La volonté effrontée de Washington d'enfreindre le droit international (COMMENTAIRE)
Le président vénézuélien Nicolas Maduro a comparu lundi devant le tribunal fédéral de Manhattan après avoir été capturé de force par les forces spéciales américaines sur le sol vénézuélien le week-end dernier, marquant ainsi la dernière évolution en date de l'atteinte publique de Washington au droit international et à la souveraineté nationale.
Enlever le chef d'Etat d'un pays souverain et le traduire devant un tribunal étranger pour un soi-disant procès n'a rien à voir avec l'application de la loi ; il s'agit simplement d'une démonstration flagrante de la volonté des Etats-Unis d'exercer leur pouvoir brut.
L'opération militaire éhontée de Washington contre le Venezuela crée un dangereux précédent : toute nation disposant d'un pouvoir suffisant peut imposer unilatéralement sa volonté à une autre, réduisant ainsi l'ordre international à un combat brutal de force.
Dans le système international réel, aucun pays ne peut légitimement agir en tant que gendarme international, et aucun pays ne peut se nommer lui-même juge international. Le droit international ne reconnaît pas un tel rôle. Le pouvoir de faire respecter la justice au-delà des frontières appartient aux institutions multilatérales, et non aux actes de coercition unilatéraux menés au moment et à l'endroit choisis par un pays.
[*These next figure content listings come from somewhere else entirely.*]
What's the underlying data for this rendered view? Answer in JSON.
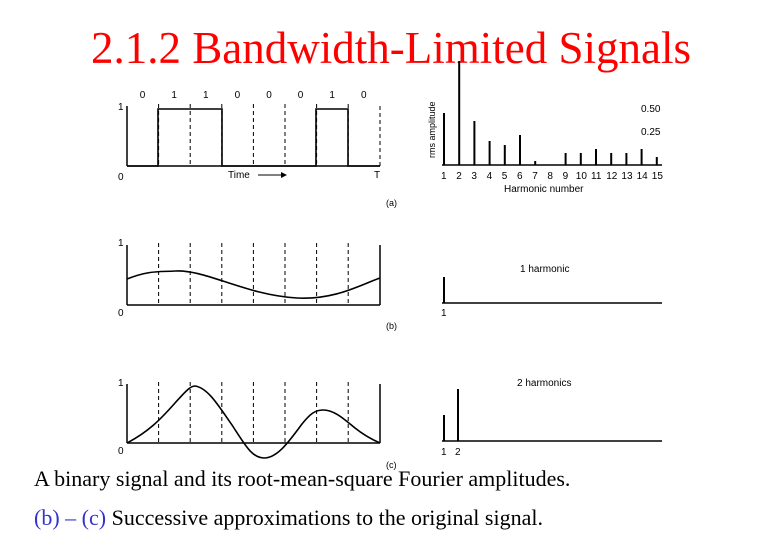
{
  "slide": {
    "title": "2.1.2 Bandwidth-Limited Signals",
    "caption_line1": "A binary signal and its root-mean-square Fourier amplitudes.",
    "caption_line2_prefix": "(b) – (c)",
    "caption_line2_rest": " Successive approximations to the original signal.",
    "colors": {
      "title": "#ff0000",
      "caption_highlight": "#3333cc"
    }
  },
  "panel_a": {
    "bits": [
      "0",
      "1",
      "1",
      "0",
      "0",
      "0",
      "1",
      "0"
    ],
    "y_top_label": "1",
    "y_bottom_label": "0",
    "time_label": "Time",
    "t_label": "T",
    "panel_label": "(a)",
    "ylabel": "rms amplitude",
    "xlabel": "Harmonic number",
    "amp_tick_050": "0.50",
    "amp_tick_025": "0.25",
    "harmonic_ticks": [
      "1",
      "2",
      "3",
      "4",
      "5",
      "6",
      "7",
      "8",
      "9",
      "10",
      "11",
      "12",
      "13",
      "14",
      "15"
    ]
  },
  "panel_b": {
    "y_top_label": "1",
    "y_bottom_label": "0",
    "panel_label": "(b)",
    "spectrum_label": "1 harmonic",
    "harmonic_ticks": [
      "1"
    ]
  },
  "panel_c": {
    "y_top_label": "1",
    "y_bottom_label": "0",
    "panel_label": "(c)",
    "spectrum_label": "2 harmonics",
    "harmonic_ticks": [
      "1",
      "2"
    ]
  },
  "chart_data": {
    "type": "bar",
    "categories": [
      "1",
      "2",
      "3",
      "4",
      "5",
      "6",
      "7",
      "8",
      "9",
      "10",
      "11",
      "12",
      "13",
      "14",
      "15"
    ],
    "values": [
      0.26,
      0.52,
      0.22,
      0.12,
      0.1,
      0.15,
      0.02,
      0.0,
      0.06,
      0.06,
      0.08,
      0.06,
      0.06,
      0.08,
      0.04
    ],
    "xlabel": "Harmonic number",
    "ylabel": "rms amplitude",
    "ylim": [
      0,
      0.55
    ]
  }
}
En fait, Washington a lui-même torpillé sa revendication de légalité, exposant volontairement sa cupidité pour les ressources naturelles. Peu après son opération militaire contre le Venezuela, le président américain Donald Trump a publiquement exhorté la présidente vénézuélienne par intérim Delcy Rodriguez à accorder aux Etats-Unis un "accès total", en particulier aux ressources pétrolières du Venezuela.
Cette exigence sans détour confirme ce que le monde soupçonnait depuis longtemps : l'opération n'a jamais été motivée par la justice, mais par une manœuvre hardie visant à obtenir un contrôle stratégique et à piller les ressources économiques. La rhétorique sur l'application de la loi n'est qu'un vernis cynique pour une politique d'extraction des ressources et de domination impériale.
Malheureusement, ce n'est pas un cas isolé. Des interventions répétées en Amérique latine aux invasions militaires de pays du Moyen-Orient menées sans autorisation internationale, le recours unilatéral à la force est un instrument familier de la doctrine étrangère des Etats-Unis, couramment utilisé par les décideurs politiques américains comme chose évidente.
Le monde n'a pas besoin d'un gendarme international, et encore moins d'un gendarme qui considère la justice comme superflue. Ce dont le monde a vraiment besoin, ce sont des membres responsables de la communauté internationale, des nations qui respectent la souveraineté, se conforment au droit international et établissent les responsabilités par des moyens multilatéraux.
La sécurité collective et les droits légitimes de toutes les nations, grandes ou petites, doivent être protégés sur la base du droit international, et non de la loi de la jungle.